The Michelson interferometer operates on the following principle. Light from a single source is split into two beams by a centrally located beam splitter (a device that transmits half the light and reflects the other half). The two beams are reflected by mirrors placed at fixed distances and then recombine to form an interference pattern. If the speed of light varied with direction, the time taken for the two split beams to recombine would differ, resulting in a change in the interference pattern. The Michelson-Morley experiment predicted such a change in the interference pattern, but no change was observed, leading to the conclusion that the speed of light is constant. This fact later provided crucial clues for Einstein to formulate his theory of relativity.
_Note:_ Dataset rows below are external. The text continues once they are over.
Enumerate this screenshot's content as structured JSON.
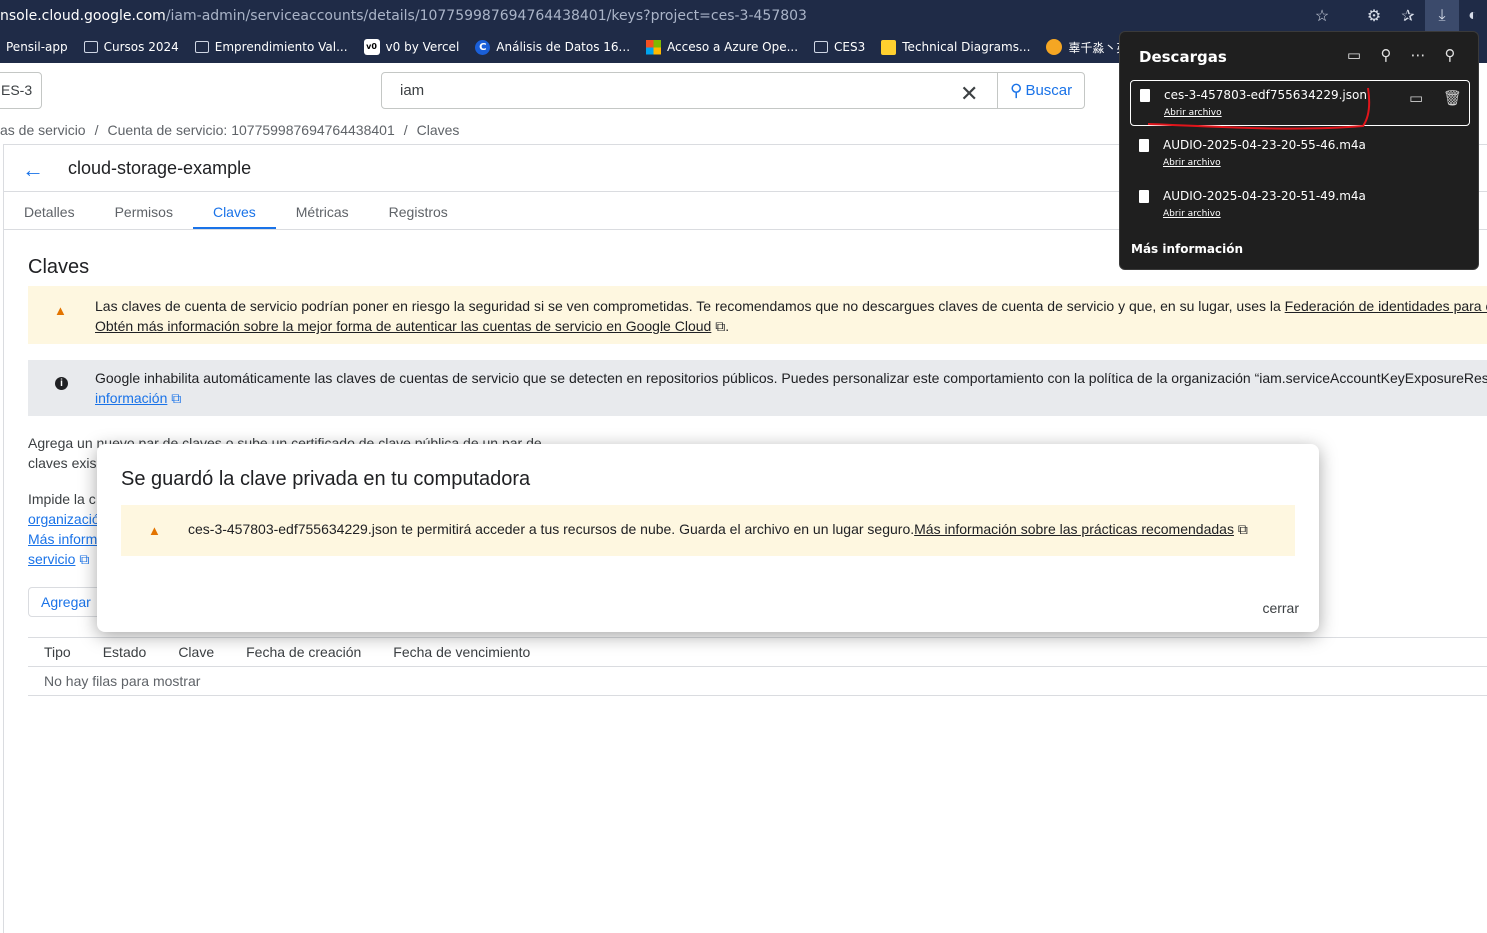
{
  "browser": {
    "url_host": "nsole.cloud.google.com",
    "url_path": "/iam-admin/serviceaccounts/details/107759987694764438401/keys?project=ces-3-457803",
    "bookmarks": [
      {
        "label": "Pensil-app",
        "icon": "none"
      },
      {
        "label": "Cursos 2024",
        "icon": "folder-icon"
      },
      {
        "label": "Emprendimiento Val...",
        "icon": "folder-icon"
      },
      {
        "label": "v0 by Vercel",
        "icon": "v0-icon"
      },
      {
        "label": "Análisis de Datos 16...",
        "icon": "c-icon"
      },
      {
        "label": "Acceso a Azure Ope...",
        "icon": "microsoft-icon"
      },
      {
        "label": "CES3",
        "icon": "folder-icon"
      },
      {
        "label": "Technical Diagrams...",
        "icon": "miro-icon"
      },
      {
        "label": "辜千淼丶英雄联盟...",
        "icon": "avatar-icon"
      }
    ]
  },
  "header": {
    "project_label": "ES-3",
    "search_value": "iam",
    "search_button": "Buscar"
  },
  "breadcrumb": [
    "as de servicio",
    "Cuenta de servicio: 107759987694764438401",
    "Claves"
  ],
  "page": {
    "title": "cloud-storage-example",
    "tabs": [
      "Detalles",
      "Permisos",
      "Claves",
      "Métricas",
      "Registros"
    ],
    "selected_tab": "Claves",
    "section_heading": "Claves",
    "warning": {
      "line1": "Las claves de cuenta de servicio podrían poner en riesgo la seguridad si se ven comprometidas. Te recomendamos que no descargues claves de cuenta de servicio y que, en su lugar, uses la ",
      "line1_link": "Federación de identidades para ca",
      "line2_link": "Obtén más información sobre la mejor forma de autenticar las cuentas de servicio en Google Cloud",
      "line2_end": "."
    },
    "info": {
      "line1": "Google inhabilita automáticamente las claves de cuentas de servicio que se detecten en repositorios públicos. Puedes personalizar este comportamiento con la política de la organización “iam.serviceAccountKeyExposureRes",
      "line2_link": "información"
    },
    "para1": [
      "Agrega un nuevo par de claves o sube un certificado de clave pública de un par de",
      "claves exis"
    ],
    "para2": [
      "Impide la c",
      "organizació",
      "Más inform",
      "servicio"
    ],
    "add_button": "Agregar",
    "table": {
      "headers": [
        "Tipo",
        "Estado",
        "Clave",
        "Fecha de creación",
        "Fecha de vencimiento"
      ],
      "empty": "No hay filas para mostrar"
    }
  },
  "modal": {
    "title": "Se guardó la clave privada en tu computadora",
    "message": "ces-3-457803-edf755634229.json te permitirá acceder a tus recursos de nube. Guarda el archivo en un lugar seguro.",
    "link": "Más información sobre las prácticas recomendadas",
    "close": "cerrar"
  },
  "downloads": {
    "title": "Descargas",
    "items": [
      {
        "name": "ces-3-457803-edf755634229.json",
        "action": "Abrir archivo"
      },
      {
        "name": "AUDIO-2025-04-23-20-55-46.m4a",
        "action": "Abrir archivo"
      },
      {
        "name": "AUDIO-2025-04-23-20-51-49.m4a",
        "action": "Abrir archivo"
      }
    ],
    "more": "Más información"
  },
  "colors": {
    "accent": "#1a73e8",
    "warning_bg": "#fef7e0",
    "warning_icon": "#e37400",
    "browser_bar": "#1f2b47",
    "annotation_red": "#e0151b"
  }
}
LIGO is essentially a massive-scale extension of this Michelson interferometer. The distance between LIGO’s beam splitter and its reflecting mirror reaches approximately 4 km. However, this distance alone was insufficient for reliably detecting gravitational waves, so LIGO incorporated a ‘Fabry-Pérot tube’. This technique reflects light approximately 400 times within a 4-kilometer-long tube, effectively creating a path length of 1,600 kilometers. This allows for more precise measurement of minute distance changes. Thanks to this sophisticated technological combination, LIGO succeeded in directly observing gravitational waves generated by the collision of two black holes for the first time on September 14, 2015.
So why is the discovery of gravitational waves such a monumental event? First, its significance lies in directly confirming Einstein’s theory of relativity once again. The existence of gravitational waves, predicted by relativity, has been experimentally verified. But its greater value lies elsewhere. It means humanity has gained a completely new tool for observing the universe. This change is comparable to the moment humanity first created the telescope. Until now, astronomy has relied solely on light—that is, electromagnetic waves—to observe celestial objects. But with gravitational waves establishing themselves as a new observational tool, a realm previously inaccessible to electromagnetic waves has finally opened.
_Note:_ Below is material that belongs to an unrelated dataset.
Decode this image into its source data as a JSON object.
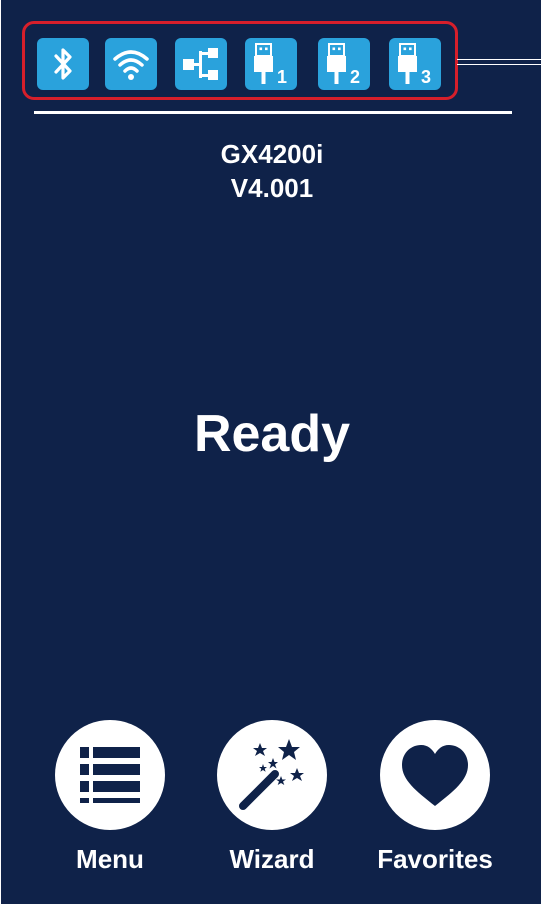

For instance, in the case of supernova explosions, we have never been able to directly observe what occurs within their cores. This is because the immense layer of material enveloping the supernova core blocks light from passing through. Gravitational waves, however, pass through matter with minimal interference, allowing us to capture phenomena unfolding deep within celestial objects.
Humanity now stands at the threshold of a new era called ‘gravitational-wave astronomy’. Gravitational waves will provide us with a completely new perspective on the universe, enabling us to uncover the secrets of various celestial bodies and take a step closer to understanding the origin of the universe. We eagerly anticipate what discoveries these observations will lead to and hope that gravitational-wave research will further expand humanity’s understanding of the cosmos.